His strategy for giving away the stock, according to the filing, includes donating $1 billion each year for the next three years. The filing also clarifies that Zuckerberg plans to retain his majority voting position "for the foreseeable future."

Zuckerberg and Chan's decision received the praise of Facebook Chief Operating Officer Sheryl Sandberg. "From the moment I met Mark and Priscilla I knew they would change the world. Their decision to invest now in the future is smart and important – it will fund the kind of work that no-one else will," Sandberg wrote in a post on her personal Facebook page.

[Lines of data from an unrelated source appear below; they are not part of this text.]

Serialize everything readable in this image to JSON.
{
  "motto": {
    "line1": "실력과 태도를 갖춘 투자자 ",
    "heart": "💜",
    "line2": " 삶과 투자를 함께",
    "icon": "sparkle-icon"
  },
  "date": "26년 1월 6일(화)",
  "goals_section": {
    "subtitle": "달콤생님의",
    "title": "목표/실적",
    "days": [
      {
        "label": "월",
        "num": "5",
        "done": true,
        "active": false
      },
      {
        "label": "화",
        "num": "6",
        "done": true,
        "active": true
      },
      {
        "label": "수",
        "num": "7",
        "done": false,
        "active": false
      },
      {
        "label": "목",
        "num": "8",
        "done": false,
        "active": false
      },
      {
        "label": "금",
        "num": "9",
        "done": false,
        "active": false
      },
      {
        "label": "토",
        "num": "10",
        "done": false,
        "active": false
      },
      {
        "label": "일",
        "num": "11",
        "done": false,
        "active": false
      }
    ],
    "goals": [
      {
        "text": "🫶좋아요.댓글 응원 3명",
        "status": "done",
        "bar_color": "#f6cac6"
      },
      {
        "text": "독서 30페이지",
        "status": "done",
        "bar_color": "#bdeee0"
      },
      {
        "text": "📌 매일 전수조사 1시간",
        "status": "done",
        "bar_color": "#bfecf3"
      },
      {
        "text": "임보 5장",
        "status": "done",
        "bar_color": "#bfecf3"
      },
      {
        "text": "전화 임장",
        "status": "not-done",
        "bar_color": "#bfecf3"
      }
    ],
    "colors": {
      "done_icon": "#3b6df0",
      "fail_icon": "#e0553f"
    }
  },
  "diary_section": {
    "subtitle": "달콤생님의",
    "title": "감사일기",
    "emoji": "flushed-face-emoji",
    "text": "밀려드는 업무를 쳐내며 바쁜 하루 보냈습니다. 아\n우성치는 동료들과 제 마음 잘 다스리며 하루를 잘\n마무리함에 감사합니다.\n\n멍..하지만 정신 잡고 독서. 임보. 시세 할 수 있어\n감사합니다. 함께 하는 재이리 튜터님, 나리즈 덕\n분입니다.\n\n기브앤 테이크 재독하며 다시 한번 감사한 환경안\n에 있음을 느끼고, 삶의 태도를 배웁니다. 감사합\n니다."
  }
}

Those funds will help support the Chan Zuckerberg Initiative, a new incorporated LLC, which has a mission to "advance human potential and promote equality in areas such as health, education, scientific research, and energy," according to its official Facebook page.

Zuckerberg will now take two months of paternity leave, a decision he announced last month. Facebook recently expanded its own paternity and maternity leave policy to full-time employees outside the U.S. The company offers four months of paid leave, which employees may use at any point up to a year after the child's birth.